Disagi e polemiche a Uras da parte dei cittadini, costretti ad attendere il loro turno fuori dall'ambulatorio, quindi in strada, a causa delle piccole dimensioni della struttura. Tante le segnalazioni e le proteste anche sulle pagine Facebook. In passato, il Comune aveva predisposto un gazebo per garantire un riparo a chi attendeva il proprio turno. Ora, però, c'è solo il sole con tutti i rischi del caso.
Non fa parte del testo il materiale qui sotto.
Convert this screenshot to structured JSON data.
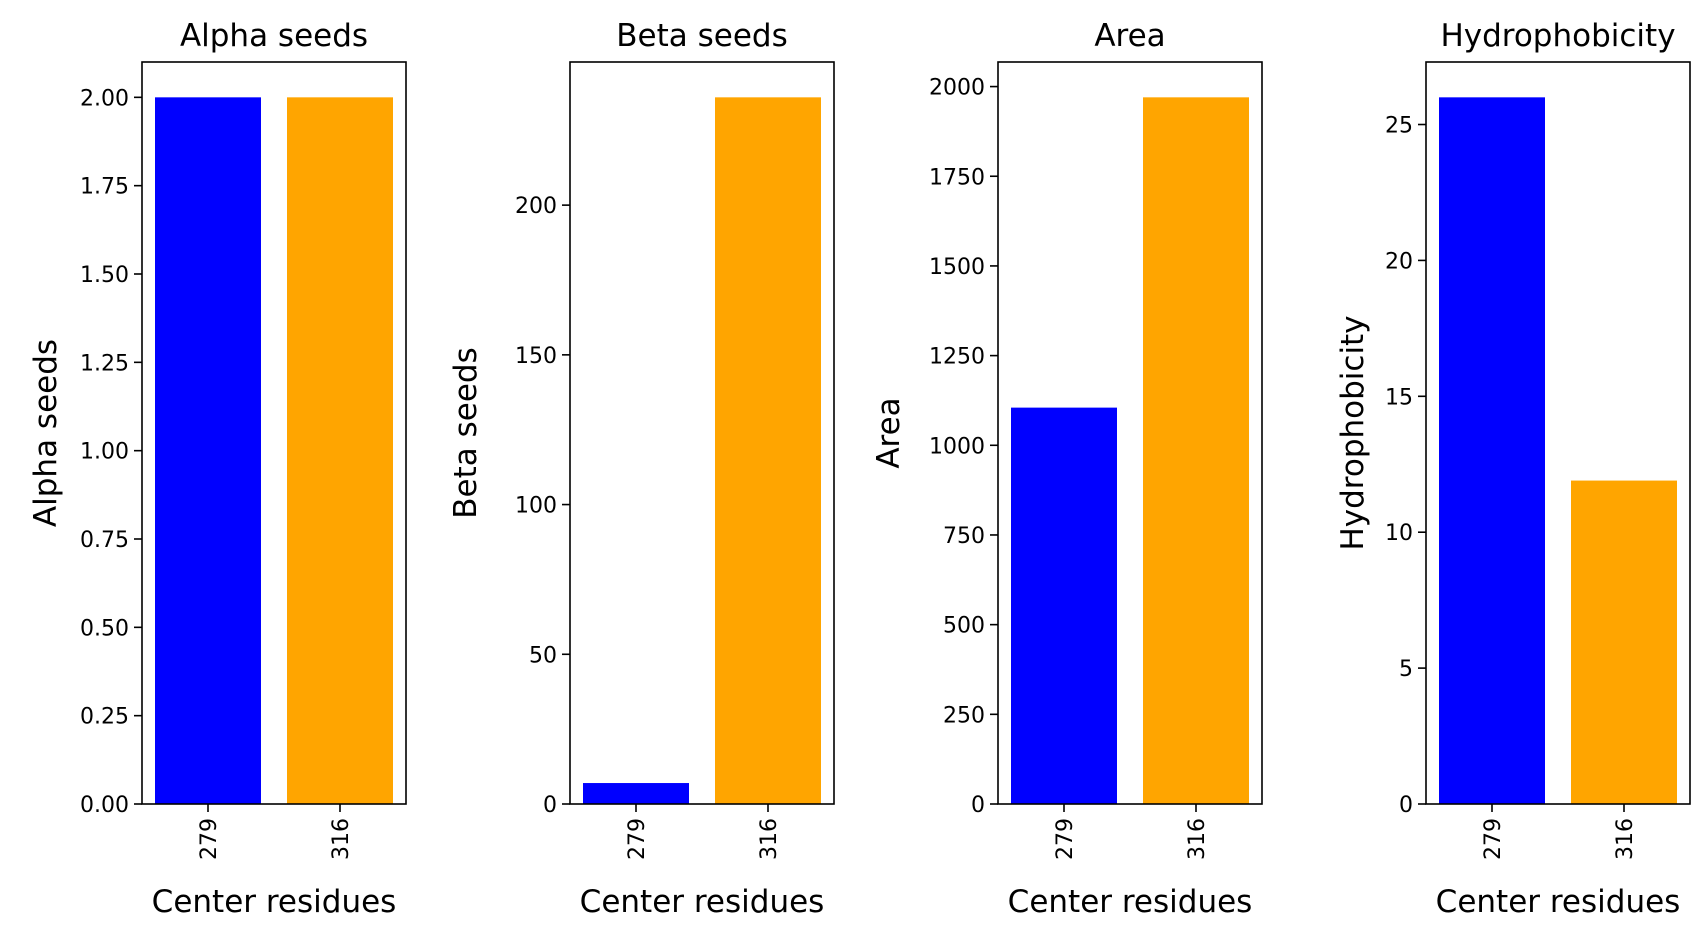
{
  "chart_data": [
    {
      "type": "bar",
      "title": "Alpha seeds",
      "xlabel": "Center residues",
      "ylabel": "Alpha seeds",
      "categories": [
        "279",
        "316"
      ],
      "values": [
        2.0,
        2.0
      ],
      "colors": [
        "#0000ff",
        "#ffa500"
      ],
      "ylim": [
        0,
        2.1
      ],
      "yticks": [
        0,
        0.25,
        0.5,
        0.75,
        1.0,
        1.25,
        1.5,
        1.75,
        2.0
      ],
      "ytick_labels": [
        "0.00",
        "0.25",
        "0.50",
        "0.75",
        "1.00",
        "1.25",
        "1.50",
        "1.75",
        "2.00"
      ]
    },
    {
      "type": "bar",
      "title": "Beta seeds",
      "xlabel": "Center residues",
      "ylabel": "Beta seeds",
      "categories": [
        "279",
        "316"
      ],
      "values": [
        7,
        236
      ],
      "colors": [
        "#0000ff",
        "#ffa500"
      ],
      "ylim": [
        0,
        247.8
      ],
      "yticks": [
        0,
        50,
        100,
        150,
        200
      ],
      "ytick_labels": [
        "0",
        "50",
        "100",
        "150",
        "200"
      ]
    },
    {
      "type": "bar",
      "title": "Area",
      "xlabel": "Center residues",
      "ylabel": "Area",
      "categories": [
        "279",
        "316"
      ],
      "values": [
        1105,
        1970
      ],
      "colors": [
        "#0000ff",
        "#ffa500"
      ],
      "ylim": [
        0,
        2068.5
      ],
      "yticks": [
        0,
        250,
        500,
        750,
        1000,
        1250,
        1500,
        1750,
        2000
      ],
      "ytick_labels": [
        "0",
        "250",
        "500",
        "750",
        "1000",
        "1250",
        "1500",
        "1750",
        "2000"
      ]
    },
    {
      "type": "bar",
      "title": "Hydrophobicity",
      "xlabel": "Center residues",
      "ylabel": "Hydrophobicity",
      "categories": [
        "279",
        "316"
      ],
      "values": [
        26,
        11.9
      ],
      "colors": [
        "#0000ff",
        "#ffa500"
      ],
      "ylim": [
        0,
        27.3
      ],
      "yticks": [
        0,
        5,
        10,
        15,
        20,
        25
      ],
      "ytick_labels": [
        "0",
        "5",
        "10",
        "15",
        "20",
        "25"
      ]
    }
  ]
}
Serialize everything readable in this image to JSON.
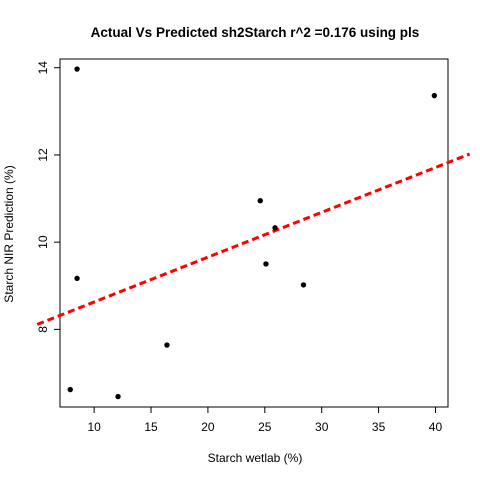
{
  "chart_data": {
    "type": "scatter",
    "title": "Actual Vs Predicted sh2Starch r^2 =0.176 using pls",
    "xlabel": "Starch wetlab (%)",
    "ylabel": "Starch NIR Prediction (%)",
    "xlim": [
      7.0,
      41.1
    ],
    "ylim": [
      6.22,
      14.2
    ],
    "x_ticks": [
      10,
      15,
      20,
      25,
      30,
      35,
      40
    ],
    "y_ticks": [
      8,
      10,
      12,
      14
    ],
    "grid": false,
    "points": [
      {
        "x": 8.5,
        "y": 13.97
      },
      {
        "x": 39.9,
        "y": 13.36
      },
      {
        "x": 24.6,
        "y": 10.95
      },
      {
        "x": 25.9,
        "y": 10.33
      },
      {
        "x": 25.1,
        "y": 9.5
      },
      {
        "x": 8.5,
        "y": 9.17
      },
      {
        "x": 28.4,
        "y": 9.02
      },
      {
        "x": 16.4,
        "y": 7.64
      },
      {
        "x": 7.9,
        "y": 6.62
      },
      {
        "x": 12.1,
        "y": 6.46
      }
    ],
    "fit_line": {
      "style": "dashed",
      "color": "#ff0000",
      "intercept": 7.6,
      "slope": 0.1028
    },
    "point_color": "#000000"
  }
}
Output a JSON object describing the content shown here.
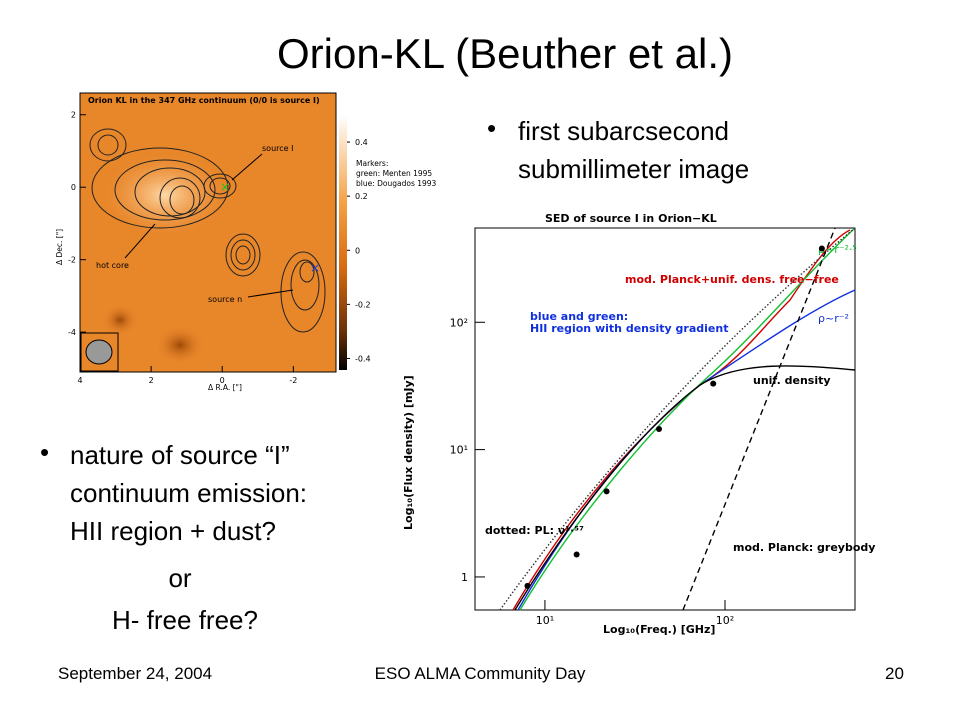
{
  "title": "Orion-KL (Beuther et al.)",
  "bullets_right": [
    "first subarcsecond submillimeter image"
  ],
  "bullets_left": [
    "nature of source “I” continuum emission: HII region + dust?"
  ],
  "left_lines": [
    "or",
    "H- free free?"
  ],
  "footer": {
    "date": "September 24, 2004",
    "event": "ESO ALMA Community Day",
    "page": "20"
  },
  "map": {
    "title": "Orion KL in the 347 GHz continuum (0/0 is source I)",
    "labels": [
      "source I",
      "hot core",
      "source n"
    ],
    "markers": [
      "Markers:",
      "green: Menten 1995",
      "blue: Dougados 1993"
    ],
    "xlabel": "Δ R.A. [\"]",
    "ylabel": "Δ Dec. [\"]",
    "xlim": [
      4,
      -3.2
    ],
    "xticks": [
      4,
      2,
      0,
      -2
    ],
    "ylim": [
      -5.1,
      2.6
    ],
    "yticks": [
      2,
      0,
      -2,
      -4
    ],
    "clim": [
      -0.45,
      0.5
    ],
    "cticks": [
      0.4,
      0.2,
      0,
      -0.2,
      -0.4
    ]
  },
  "sed_plot": {
    "title": "SED of source I in Orion−KL",
    "xlabel": "Log₁₀(Freq.) [GHz]",
    "ylabel": "Log₁₀(Flux density) [mJy]",
    "log": true,
    "xlim": [
      4.09,
      527
    ],
    "xticks": [
      {
        "value": 10,
        "label": "10¹"
      },
      {
        "value": 100,
        "label": "10²"
      }
    ],
    "ylim": [
      0.55,
      550
    ],
    "yticks": [
      1,
      {
        "value": 10,
        "label": "10¹"
      },
      {
        "value": 100,
        "label": "10²"
      }
    ],
    "x": [
      8,
      15,
      22,
      43,
      86,
      345
    ],
    "y": [
      0.85,
      1.5,
      4.7,
      14.5,
      33,
      380
    ],
    "annotations": [
      "ρ~r⁻²·⁵",
      "mod. Planck+unif. dens. free−free",
      "blue and green:",
      "HII region with density gradient",
      "ρ~r⁻²",
      "unif. density",
      "dotted: PL: ν¹·⁵⁷",
      "mod. Planck: greybody"
    ]
  }
}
Sulla vicenda è intervenuto anche il Comitato Unisal, inviando una nota alla direzione della Asl. «La sala d'aspetto è piccola e l'estate è ormai iniziata - si legge -  Sarebbe utilissimo introdurre un sistema semplice di numerazione per turno. In questo modo chi arriva tardi sa già di non poter essere visitato e si evitano inutili tensioni. Chiediamo se sia possibile poi installare un gazebo nell'area esterna per riparare dal sole i cittadini in coda. Chiediamo poi la massima flessibilità per i familiari o i caregiver che si presentano con i documenti clinici dei pazienti anziani o soli. Per alleggerire la fila, sarebbe ideale permettere la prescrizione dei farmaci per l'intero nucleo familiare in un'unica soluzione. Segnaliamo che a volte si creano piccoli irrigidimenti (come nel caso di una coppia a cui è stata fatta la ricetta per un solo componente), che rischiano di allungare inutilmente i tempi di attesa».

Il comitato fa notare alla Asl anche alcune vicende: «Il servizio dell'Ascot il nove luglio si è concluso alle 13 anziché alle 13:30 con due pazienti da servire. Inoltre, il dottore ha impostato una gestione del tempo molto rigida: 15 minuti fissi a persona, attendendo a porta chiusa anche se la visita precedente si era conclusa prima. Crediamo che una maggiore elasticità aiuterebbe a far scorrere la fila più velocemente e con meno stress per tutti. Un altro medico ha lavorato senza computer compilando le ricette a mano. Vorremmo capire se si è trattato di un problema temporaneo di attivazione o se serve un supporto tecnico per permettergli di lavorare al meglio. Come comitato siamo a completa disposizione della Asl e dei medici per un incontro conoscitivo e di confronto. Ci piacerebbe dialogare con i professionisti anche per ascoltare il loro punto di vista e capire quali siano le loro esigenze a parti inverse. Vogliamo metterci a disposizione per trovare insieme le soluzioni più adatte, fare da tramite con la cittadinanza e supportare il personale sanitario per garantire un servizio sereno ed efficiente per la comunità di Uras».